I have a set of 2000 geospatial points (lon/lat), which I need to match with several other geospatial datasets (I am using Geopandas GeoDataFrames). I am using the sklearn BallTree function to find the neighbors within a certain radius of each point (in the function below, point is one of the 2000 points and right_gdf is the dataset that I need to get the neighbors from).

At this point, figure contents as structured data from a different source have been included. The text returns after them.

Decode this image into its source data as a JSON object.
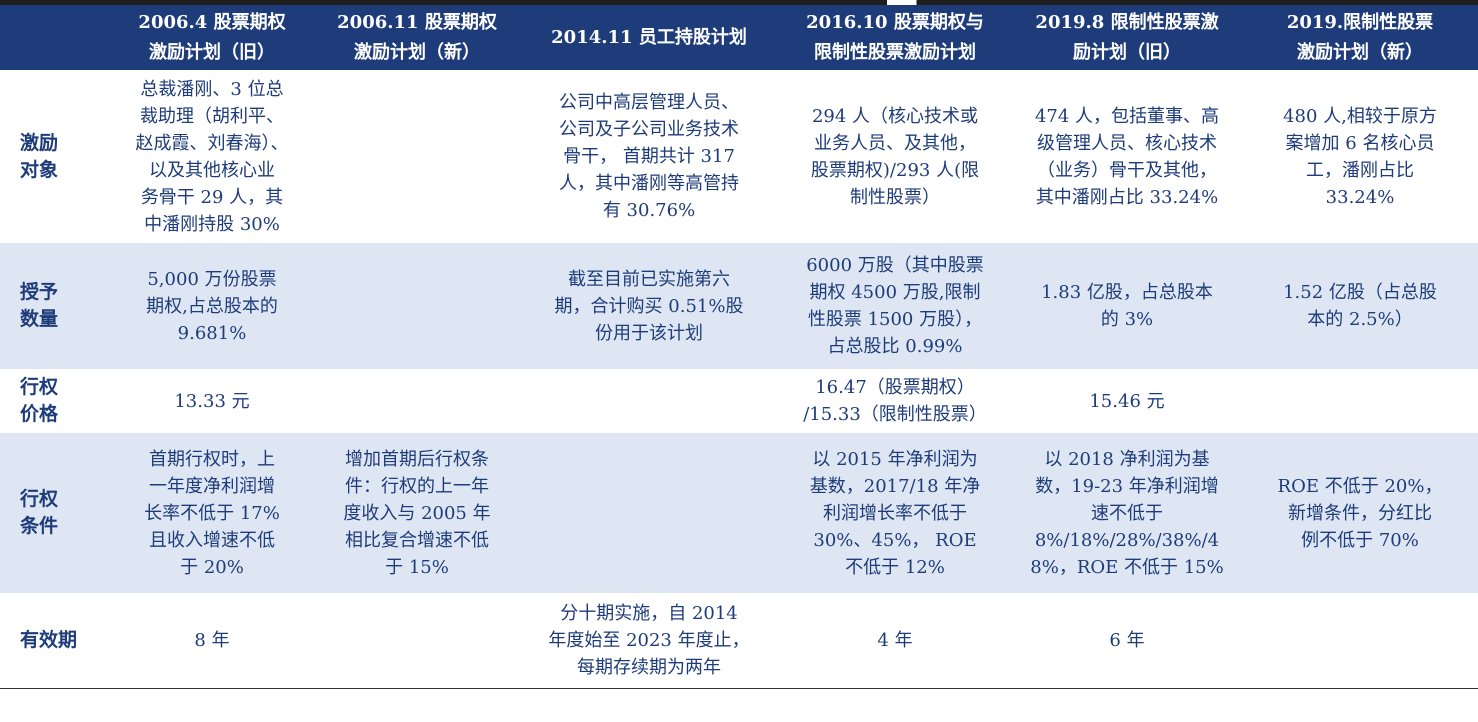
{
  "headers": [
    {
      "lines": [
        ""
      ]
    },
    {
      "lines": [
        "2006.4 股票期权",
        "激励计划（旧）"
      ]
    },
    {
      "lines": [
        "2006.11 股票期权",
        "激励计划（新）"
      ]
    },
    {
      "lines": [
        "2014.11 员工持股计划"
      ]
    },
    {
      "lines": [
        "2016.10 股票期权与",
        "限制性股票激励计划"
      ]
    },
    {
      "lines": [
        "2019.8 限制性股票激",
        "励计划（旧）"
      ]
    },
    {
      "lines": [
        "2019.限制性股票",
        "激励计划（新）"
      ]
    }
  ],
  "rows": [
    {
      "label": [
        "激励",
        "对象"
      ],
      "cells": [
        [
          "总裁潘刚、3 位总",
          "裁助理（胡利平、",
          "赵成霞、刘春海）、",
          "以及其他核心业",
          "务骨干 29 人，其",
          "中潘刚持股 30%"
        ],
        [],
        [
          "公司中高层管理人员、",
          "公司及子公司业务技术",
          "骨干，  首期共计 317",
          "人，其中潘刚等高管持",
          "有 30.76%"
        ],
        [
          "294 人（核心技术或",
          "业务人员、及其他，",
          "股票期权)/293 人(限",
          "制性股票）"
        ],
        [
          "474 人，包括董事、高",
          "级管理人员、核心技术",
          "（业务）骨干及其他，",
          "其中潘刚占比 33.24%"
        ],
        [
          "480 人,相较于原方",
          "案增加 6 名核心员",
          "工，潘刚占比",
          "33.24%"
        ]
      ]
    },
    {
      "label": [
        "授予",
        "数量"
      ],
      "cells": [
        [
          "5,000 万份股票",
          "期权,占总股本的",
          "9.681%"
        ],
        [],
        [
          "截至目前已实施第六",
          "期，合计购买 0.51%股",
          "份用于该计划"
        ],
        [
          "6000 万股（其中股票",
          "期权 4500 万股,限制",
          "性股票 1500 万股），",
          "占总股比 0.99%"
        ],
        [
          "1.83 亿股，占总股本",
          "的 3%"
        ],
        [
          "1.52 亿股（占总股",
          "本的 2.5%）"
        ]
      ]
    },
    {
      "label": [
        "行权",
        "价格"
      ],
      "cells": [
        [
          "13.33 元"
        ],
        [],
        [],
        [
          "16.47（股票期权）",
          "/15.33（限制性股票）"
        ],
        [
          "15.46 元"
        ],
        []
      ]
    },
    {
      "label": [
        "行权",
        "条件"
      ],
      "cells": [
        [
          "首期行权时，上",
          "一年度净利润增",
          "长率不低于 17%",
          "且收入增速不低",
          "于 20%"
        ],
        [
          "增加首期后行权条",
          "件：行权的上一年",
          "度收入与 2005 年",
          "相比复合增速不低",
          "于 15%"
        ],
        [],
        [
          "以 2015 年净利润为",
          "基数，2017/18 年净",
          "利润增长率不低于",
          "30%、45%， ROE",
          "不低于 12%"
        ],
        [
          "以 2018 净利润为基",
          "数，19-23 年净利润增",
          "速不低于",
          "8%/18%/28%/38%/4",
          "8%，ROE 不低于 15%"
        ],
        [
          "ROE 不低于 20%，",
          "新增条件，分红比",
          "例不低于 70%"
        ]
      ]
    },
    {
      "label": [
        "有效期"
      ],
      "cells": [
        [
          "8 年"
        ],
        [],
        [
          "分十期实施，自 2014",
          "年度始至 2023 年度止，",
          "每期存续期为两年"
        ],
        [
          "4 年"
        ],
        [
          "6 年"
        ],
        []
      ]
    }
  ]
}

I am currently using a for-loop to loop through all of the 2000 points and find the neighbors for each of them. However, depending on the size of right_gdf, this can take a long time. I am sure there is a way to speed this process up, potentially with parallel computing, but I am struggling to find it. I tried to use Dask delayed to parellelise the loop (see code below) but somehow this takes even longer than the simple for loop.
# Function that finds a point's neighbors within a certain radius
def neighbours_radius(point, right_gdf, R=1):
# Create tree from the right gdf (use haversine for lat/lon coordinates)

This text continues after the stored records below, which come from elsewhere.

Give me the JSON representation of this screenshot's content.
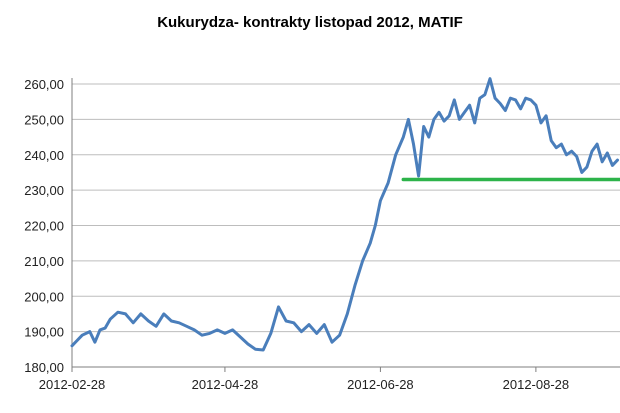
{
  "chart_data": {
    "type": "line",
    "title": "Kukurydza- kontrakty listopad 2012, MATIF",
    "xlabel": "",
    "ylabel": "",
    "ylim": [
      180,
      260
    ],
    "yticks": [
      "180,00",
      "190,00",
      "200,00",
      "210,00",
      "220,00",
      "230,00",
      "240,00",
      "250,00",
      "260,00"
    ],
    "xticks": [
      "2012-02-28",
      "2012-04-28",
      "2012-06-28",
      "2012-08-28"
    ],
    "xrange": [
      "2012-02-28",
      "2012-09-30"
    ],
    "grid": {
      "horizontal": true,
      "vertical": false
    },
    "legend": "none",
    "series": [
      {
        "color": "#4a7ebb",
        "x": [
          "2012-02-28",
          "2012-03-01",
          "2012-03-03",
          "2012-03-06",
          "2012-03-08",
          "2012-03-10",
          "2012-03-12",
          "2012-03-14",
          "2012-03-17",
          "2012-03-20",
          "2012-03-23",
          "2012-03-26",
          "2012-03-29",
          "2012-04-01",
          "2012-04-04",
          "2012-04-07",
          "2012-04-10",
          "2012-04-13",
          "2012-04-16",
          "2012-04-19",
          "2012-04-22",
          "2012-04-25",
          "2012-04-28",
          "2012-05-01",
          "2012-05-04",
          "2012-05-07",
          "2012-05-10",
          "2012-05-13",
          "2012-05-16",
          "2012-05-19",
          "2012-05-22",
          "2012-05-25",
          "2012-05-28",
          "2012-05-31",
          "2012-06-03",
          "2012-06-06",
          "2012-06-09",
          "2012-06-12",
          "2012-06-15",
          "2012-06-18",
          "2012-06-21",
          "2012-06-24",
          "2012-06-26",
          "2012-06-28",
          "2012-07-01",
          "2012-07-04",
          "2012-07-07",
          "2012-07-09",
          "2012-07-11",
          "2012-07-13",
          "2012-07-15",
          "2012-07-17",
          "2012-07-19",
          "2012-07-21",
          "2012-07-23",
          "2012-07-25",
          "2012-07-27",
          "2012-07-29",
          "2012-07-31",
          "2012-08-02",
          "2012-08-04",
          "2012-08-06",
          "2012-08-08",
          "2012-08-10",
          "2012-08-12",
          "2012-08-14",
          "2012-08-16",
          "2012-08-18",
          "2012-08-20",
          "2012-08-22",
          "2012-08-24",
          "2012-08-26",
          "2012-08-28",
          "2012-08-30",
          "2012-09-01",
          "2012-09-03",
          "2012-09-05",
          "2012-09-07",
          "2012-09-09",
          "2012-09-11",
          "2012-09-13",
          "2012-09-15",
          "2012-09-17",
          "2012-09-19",
          "2012-09-21",
          "2012-09-23",
          "2012-09-25",
          "2012-09-27",
          "2012-09-29"
        ],
        "values": [
          186.0,
          187.5,
          189.0,
          190.0,
          187.0,
          190.5,
          191.0,
          193.5,
          195.5,
          195.0,
          192.5,
          195.0,
          193.0,
          191.5,
          195.0,
          193.0,
          192.5,
          191.5,
          190.5,
          189.0,
          189.5,
          190.5,
          189.5,
          190.5,
          188.5,
          186.5,
          185.0,
          184.8,
          189.5,
          197.0,
          193.0,
          192.5,
          190.0,
          192.0,
          189.5,
          192.0,
          187.0,
          189.0,
          195.0,
          203.0,
          210.0,
          215.0,
          220.0,
          227.0,
          232.0,
          240.0,
          245.0,
          250.0,
          243.0,
          234.0,
          248.0,
          245.0,
          250.0,
          252.0,
          249.5,
          251.0,
          255.5,
          250.0,
          252.0,
          254.0,
          249.0,
          256.0,
          257.0,
          261.5,
          256.0,
          254.5,
          252.5,
          256.0,
          255.5,
          253.0,
          256.0,
          255.5,
          254.0,
          249.0,
          251.0,
          244.0,
          242.0,
          243.0,
          240.0,
          241.0,
          239.5,
          235.0,
          236.5,
          241.0,
          243.0,
          238.0,
          240.5,
          237.0,
          238.5
        ]
      },
      {
        "color": "#2db34a",
        "x": [
          "2012-07-07",
          "2012-09-30"
        ],
        "values": [
          233.0,
          233.0
        ]
      }
    ]
  }
}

tree = BallTree(right_gdf, leaf_size=40, metric='haversine')
# Find indices of all neighbors within R
indices = tree.query_radius(point, r=r)[0]
return indices
# Function that loops through the 2000 points
def knn_gpd(right_gdf, R=75):
# Load the gdf with the 2000 points
base = gpd.read_file(...)
# Empty list to fill in the indices of the neighbors
neighbors = []
# Loop through the points and find the neighbors within R.

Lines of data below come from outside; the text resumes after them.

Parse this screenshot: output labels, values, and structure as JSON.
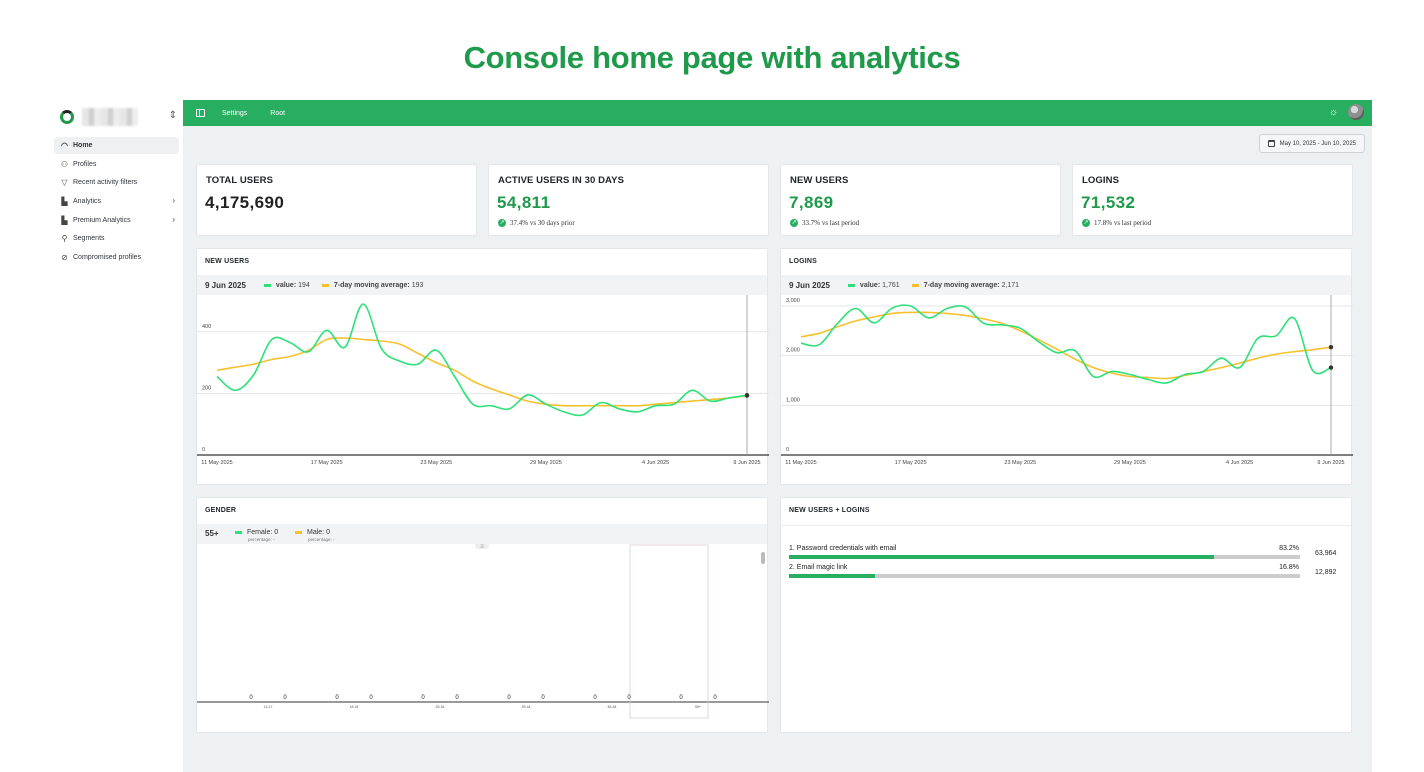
{
  "caption": "Console home page with analytics",
  "sidebar": {
    "items": [
      {
        "label": "Home",
        "icon": "gauge-icon",
        "active": true,
        "has_children": false
      },
      {
        "label": "Profiles",
        "icon": "users-icon",
        "active": false,
        "has_children": false
      },
      {
        "label": "Recent activity filters",
        "icon": "filter-icon",
        "active": false,
        "has_children": false
      },
      {
        "label": "Analytics",
        "icon": "bar-chart-icon",
        "active": false,
        "has_children": true
      },
      {
        "label": "Premium Analytics",
        "icon": "bar-chart-icon",
        "active": false,
        "has_children": true
      },
      {
        "label": "Segments",
        "icon": "segments-icon",
        "active": false,
        "has_children": false
      },
      {
        "label": "Compromised profiles",
        "icon": "ban-icon",
        "active": false,
        "has_children": false
      }
    ]
  },
  "topbar": {
    "color": "#27ae60",
    "links": [
      "Settings",
      "Root"
    ]
  },
  "date_range": "May 10, 2025 - Jun 10, 2025",
  "stats": [
    {
      "title": "TOTAL USERS",
      "value": "4,175,690",
      "delta": "",
      "green": false
    },
    {
      "title": "ACTIVE USERS IN 30 DAYS",
      "value": "54,811",
      "delta": "37.4% vs 30 days prior",
      "green": true
    },
    {
      "title": "NEW USERS",
      "value": "7,869",
      "delta": "33.7% vs last period",
      "green": true
    },
    {
      "title": "LOGINS",
      "value": "71,532",
      "delta": "17.8% vs last period",
      "green": true
    }
  ],
  "new_users_chart": {
    "title": "NEW USERS",
    "legend": {
      "date": "9 Jun 2025",
      "value_label": "value:",
      "value": "194",
      "avg_label": "7-day moving average:",
      "avg": "193"
    }
  },
  "logins_chart": {
    "title": "LOGINS",
    "legend": {
      "date": "9 Jun 2025",
      "value_label": "value:",
      "value": "1,761",
      "avg_label": "7-day moving average:",
      "avg": "2,171"
    }
  },
  "gender": {
    "title": "GENDER",
    "age_label": "55+",
    "female_label": "Female:",
    "female_value": "0",
    "male_label": "Male:",
    "male_value": "0",
    "percentage_label": "percentage: -"
  },
  "auth": {
    "title": "NEW USERS + LOGINS",
    "rows": [
      {
        "label": "1. Password credentials with email",
        "pct": "83.2%",
        "fraction": 0.832,
        "count": "63,964"
      },
      {
        "label": "2. Email magic link",
        "pct": "16.8%",
        "fraction": 0.168,
        "count": "12,892"
      }
    ]
  },
  "chart_data": [
    {
      "type": "line",
      "title": "NEW USERS",
      "ylim": [
        0,
        500
      ],
      "yticks": [
        0,
        200,
        400
      ],
      "ytick_labels": [
        "0",
        "200",
        "400"
      ],
      "xticks": [
        1,
        7,
        13,
        19,
        25,
        30
      ],
      "xtick_labels": [
        "11 May 2025",
        "17 May 2025",
        "23 May 2025",
        "29 May 2025",
        "4 Jun 2025",
        "9 Jun 2025"
      ],
      "series": [
        {
          "name": "value",
          "color": "#2ee07a",
          "values": [
            255,
            210,
            260,
            375,
            365,
            335,
            405,
            350,
            490,
            345,
            305,
            295,
            340,
            255,
            165,
            160,
            150,
            195,
            165,
            140,
            130,
            170,
            150,
            140,
            160,
            165,
            210,
            175,
            185,
            194
          ]
        },
        {
          "name": "7-day moving average",
          "color": "#f6c12c",
          "values": [
            275,
            285,
            295,
            310,
            320,
            340,
            375,
            380,
            375,
            370,
            360,
            330,
            300,
            275,
            240,
            215,
            195,
            175,
            165,
            160,
            160,
            160,
            160,
            160,
            165,
            170,
            175,
            180,
            185,
            193
          ]
        }
      ]
    },
    {
      "type": "line",
      "title": "LOGINS",
      "ylim": [
        0,
        3100
      ],
      "yticks": [
        0,
        1000,
        2000,
        3000
      ],
      "ytick_labels": [
        "0",
        "1,000",
        "2,000",
        "3,000"
      ],
      "xticks": [
        1,
        7,
        13,
        19,
        25,
        30
      ],
      "xtick_labels": [
        "11 May 2025",
        "17 May 2025",
        "23 May 2025",
        "29 May 2025",
        "4 Jun 2025",
        "9 Jun 2025"
      ],
      "series": [
        {
          "name": "value",
          "color": "#2ee07a",
          "values": [
            2250,
            2220,
            2650,
            2950,
            2660,
            2960,
            3000,
            2760,
            2950,
            2980,
            2650,
            2620,
            2550,
            2280,
            2060,
            2100,
            1580,
            1680,
            1620,
            1520,
            1450,
            1620,
            1680,
            1950,
            1760,
            2350,
            2400,
            2750,
            1700,
            1761
          ]
        },
        {
          "name": "7-day moving average",
          "color": "#f6c12c",
          "values": [
            2380,
            2450,
            2580,
            2700,
            2780,
            2850,
            2870,
            2870,
            2850,
            2810,
            2740,
            2650,
            2500,
            2320,
            2130,
            1930,
            1760,
            1650,
            1580,
            1560,
            1540,
            1600,
            1680,
            1760,
            1850,
            1950,
            2030,
            2080,
            2120,
            2171
          ]
        }
      ]
    },
    {
      "type": "bar",
      "title": "GENDER",
      "categories": [
        "13-17",
        "18-24",
        "25-34",
        "35-44",
        "45-54",
        "55+"
      ],
      "series": [
        {
          "name": "Female",
          "values": [
            0,
            0,
            0,
            0,
            0,
            0
          ]
        },
        {
          "name": "Male",
          "values": [
            0,
            0,
            0,
            0,
            0,
            0
          ]
        }
      ]
    }
  ]
}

for i in range(len(base)):
point = base.iloc[i:i+1,:]
ind = neighbours_radius(point, right_gdf, R=R)
# append index lists
neighbors.append(ind)
return neighbors
# Function that loops through the 2000 points with Dask delayed
def knn_gpd_dask(right_gdf, R=75):
# Load the gdf with the 2000 points
base = gpd.read_file(...)
# Empty list to fill in the indices of the neighbors
neighbors = []
# Loop through the points and find the neighbors within R.
for i in range(len(base):
point = base.iloc[i:i+1,:]
ind = delayed(neighbours_radius)(point, right_gdf, R=R)
# append index list
neighbors.append(ind)
result = compute(neighbors)
return result
Can anyone help me speed up this process?